The airport road, known as Route Irish, is the main gateway in and out of Iraq and has become a favourite hunting ground for rebels due to a stream of foreign civilians and soldiers in armoured convoys that use it.
Round-the-clock patrols along the 12-15 kilometre (7.5-10 mile) stretch have sharply reduced the insurgents' ability to plant roadside bombs and carry out drive-by shootings, which happened almost daily earlier this year, but the number of suicide attacks has risen sharply, military officers said.
"The suicide bomber is really the only way to get to a convoy now," said Lieutenant Colonel Todd Morrow, who is in charge of Alpha Battery 4-5 Air Defence Artillery, which took over responsibility for the area on September 1.
There have been 14 suicide car bombs on the road in that time, while four of Morrow's soldiers have died and 43 have been wounded, mainly from such attacks.
"They develop new ways to attack us and we develop new ways to stop them.

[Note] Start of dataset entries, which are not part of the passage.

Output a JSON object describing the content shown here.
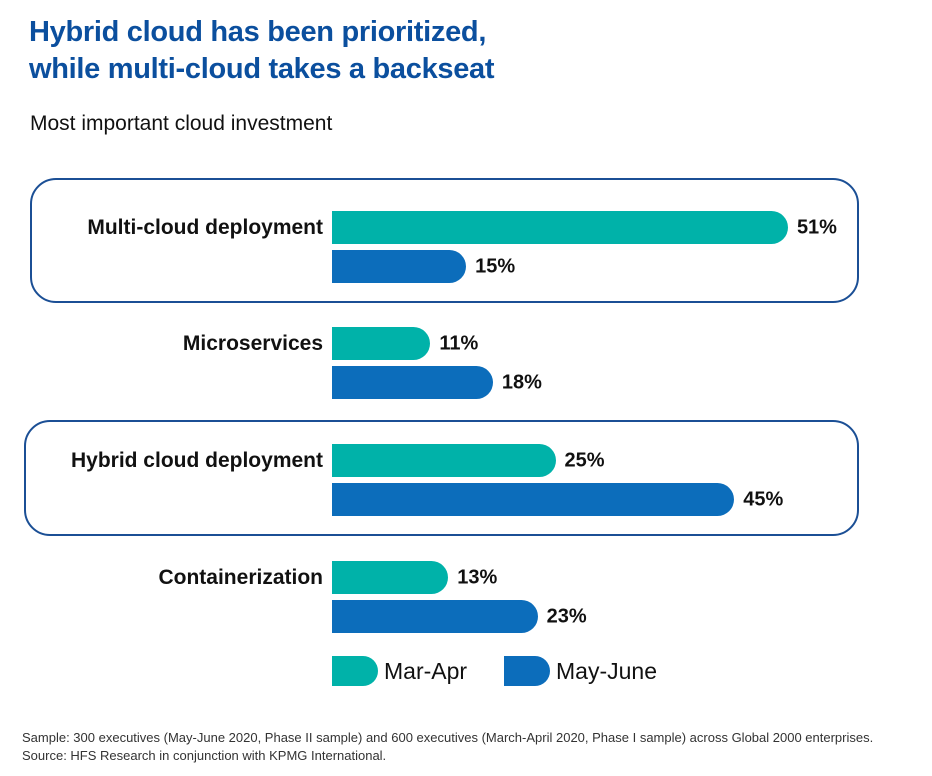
{
  "title_line1": "Hybrid cloud has been prioritized,",
  "title_line2": "while multi-cloud takes a backseat",
  "subtitle": "Most important cloud investment",
  "colors": {
    "title": "#0b4f9e",
    "mar_apr": "#00b2a9",
    "may_june": "#0c6dbb",
    "highlight_border": "#1b4f95"
  },
  "chart_data": {
    "type": "bar",
    "orientation": "horizontal",
    "title": "Most important cloud investment",
    "categories": [
      "Multi-cloud deployment",
      "Microservices",
      "Hybrid cloud deployment",
      "Containerization"
    ],
    "series": [
      {
        "name": "Mar-Apr",
        "values": [
          51,
          11,
          25,
          13
        ]
      },
      {
        "name": "May-June",
        "values": [
          15,
          18,
          45,
          23
        ]
      }
    ],
    "value_labels": [
      [
        "51%",
        "15%"
      ],
      [
        "11%",
        "18%"
      ],
      [
        "25%",
        "45%"
      ],
      [
        "13%",
        "23%"
      ]
    ],
    "unit": "%",
    "highlighted_categories": [
      "Multi-cloud deployment",
      "Hybrid cloud deployment"
    ],
    "legend_position": "bottom",
    "grid": false
  },
  "footnote": "Sample: 300 executives (May-June 2020, Phase II sample) and 600 executives (March-April 2020, Phase I sample) across Global 2000 enterprises. Source: HFS Research in conjunction with KPMG International."
}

It is a game of cat and mouse," said Captain Curran Chidester, who heads a patrol that typically comprises three Humvees and, on occasion, a tank.

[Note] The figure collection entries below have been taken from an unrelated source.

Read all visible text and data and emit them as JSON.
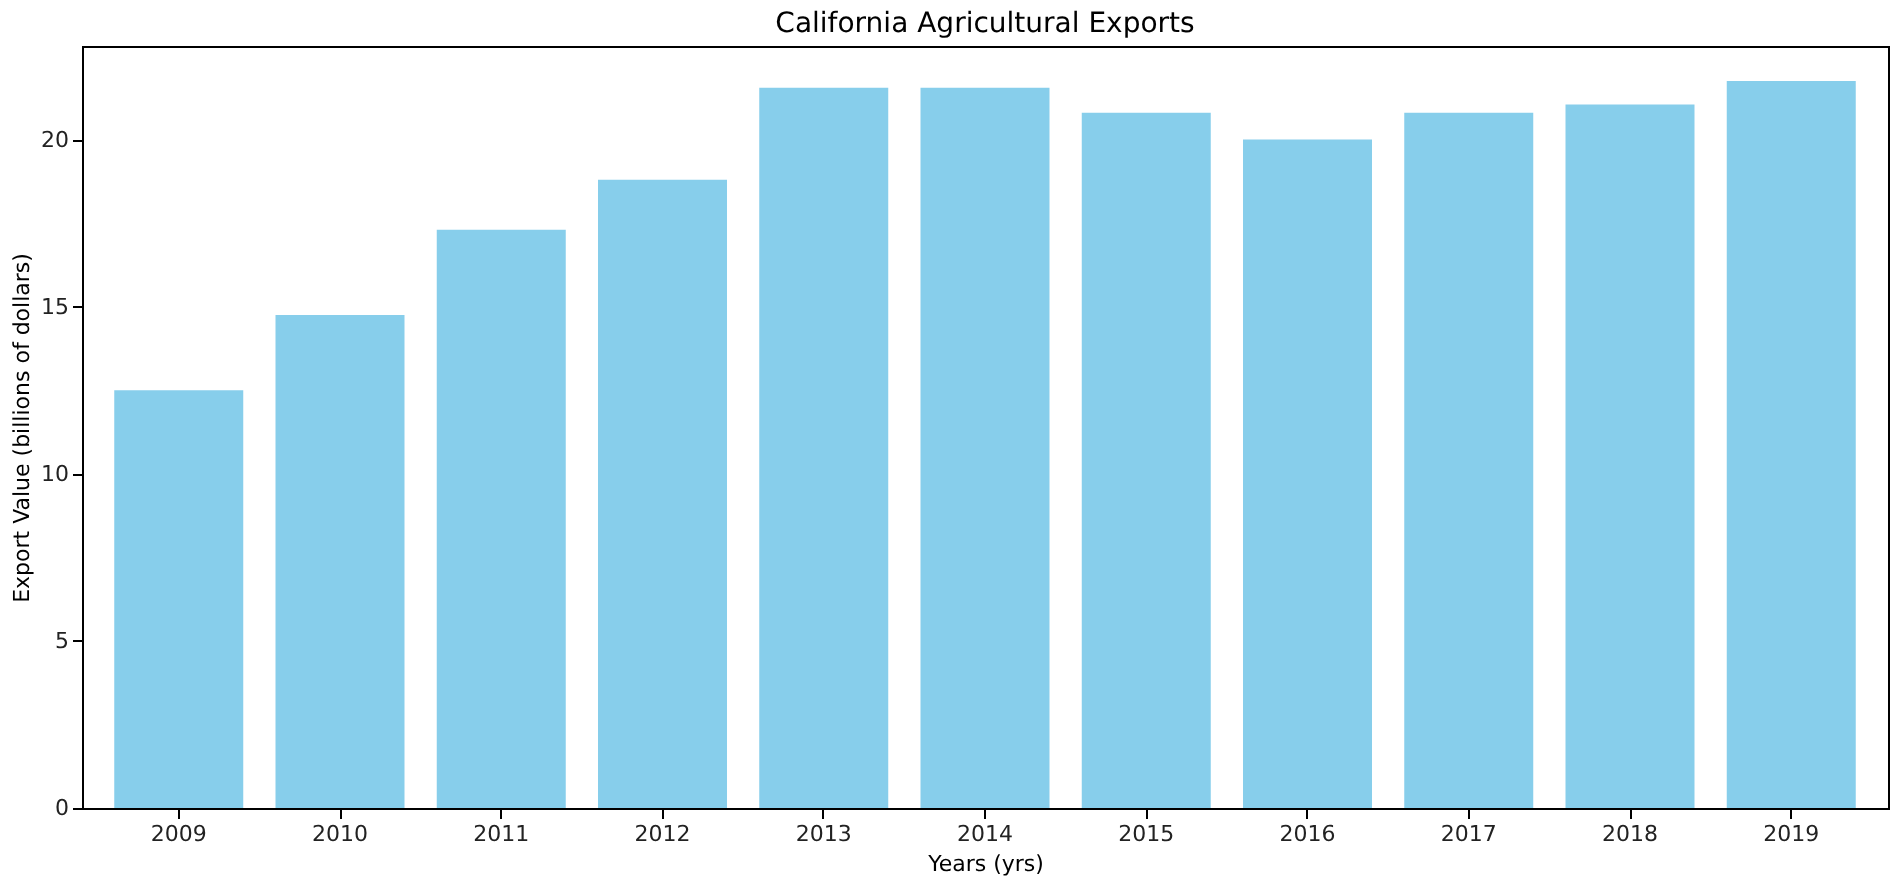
{
  "chart_data": {
    "type": "bar",
    "title": "California Agricultural Exports",
    "xlabel": "Years (yrs)",
    "ylabel": "Export Value (billions of dollars)",
    "categories": [
      "2009",
      "2010",
      "2011",
      "2012",
      "2013",
      "2014",
      "2015",
      "2016",
      "2017",
      "2018",
      "2019"
    ],
    "values": [
      12.5,
      14.75,
      17.3,
      18.8,
      21.55,
      21.55,
      20.8,
      20.0,
      20.8,
      21.05,
      21.75
    ],
    "color": "#87ceeb",
    "ylim": [
      0,
      22.8
    ],
    "yticks": [
      0,
      5,
      10,
      15,
      20
    ],
    "grid": false
  }
}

Soldiers make sweeping circles of the highway, which is framed by dirty grass littered with burnt-out vehicles and twisted scraps of exploded cars.
The road itself also bears a harsh reminder of its deadly traffic, with several large holes gouged out of the cracked tarmac.
"That was yesterday's mess," said Chidester, 28, as his driver manoeuvred around a deep crater, where a suicide bomber had ambushed a British defence ministry convoy, injuring three staff and an Iraqi passer-by.
The patrol rushed to the scene of the attack last week to secure the area and treat the casualties, while also hunting for possible suspects.
"Unfortunately for us, it has become pretty routine," said Chidester.
His soldiers are on a high state of alert as they hunt for signs of trouble during their nerve-wracking eight-hour shift, such as a broken down vehicle that may be disguising people planting bombs or a new bit of rubbish.
"Stop!" Chidester barked at his patrol as he spotted a suspicious-looking piece of tumbleweed in the middle of the fast lane.
"We have to keep our eyes open for anything out of the ordinary. Usually it turns out to be nothing but you have to make sure," he said, as one of his men exited a Humvee to prod the offending weed off the road with his rifle.
Attacks come in bursts, with a couple of days of calm followed by mayhem.
"They mainly hit us early in the morning or in the evening right before the sun goes down," said Staff Sergeant John Stanford, 42, from Oklahoma who was driving one of the Humvees with Chidester.
"Everyone feels nervous, everyone feels scared when they come out here," he said, clutching his rifle and scanning a thin trickle of traffic as he took a break by his vehicle near the main check point to the airport.
One of the hardest tasks is going back into the firing line after the death of a colleague, the soldiers said.
Three car bombs in as many days were unleashed two weeks ago, starting with the attack on Gonzales' patrol by a clean shaven man, dressed in a white robe.
"I am still trying to get over it. I don't think there was anything else that I could have done," the soldier said, recalling that he had ordered the driver to stop and then shot at him when he failed to comply.
"That is the worse thing that has happened to me. I don't think that it can get much worse than that."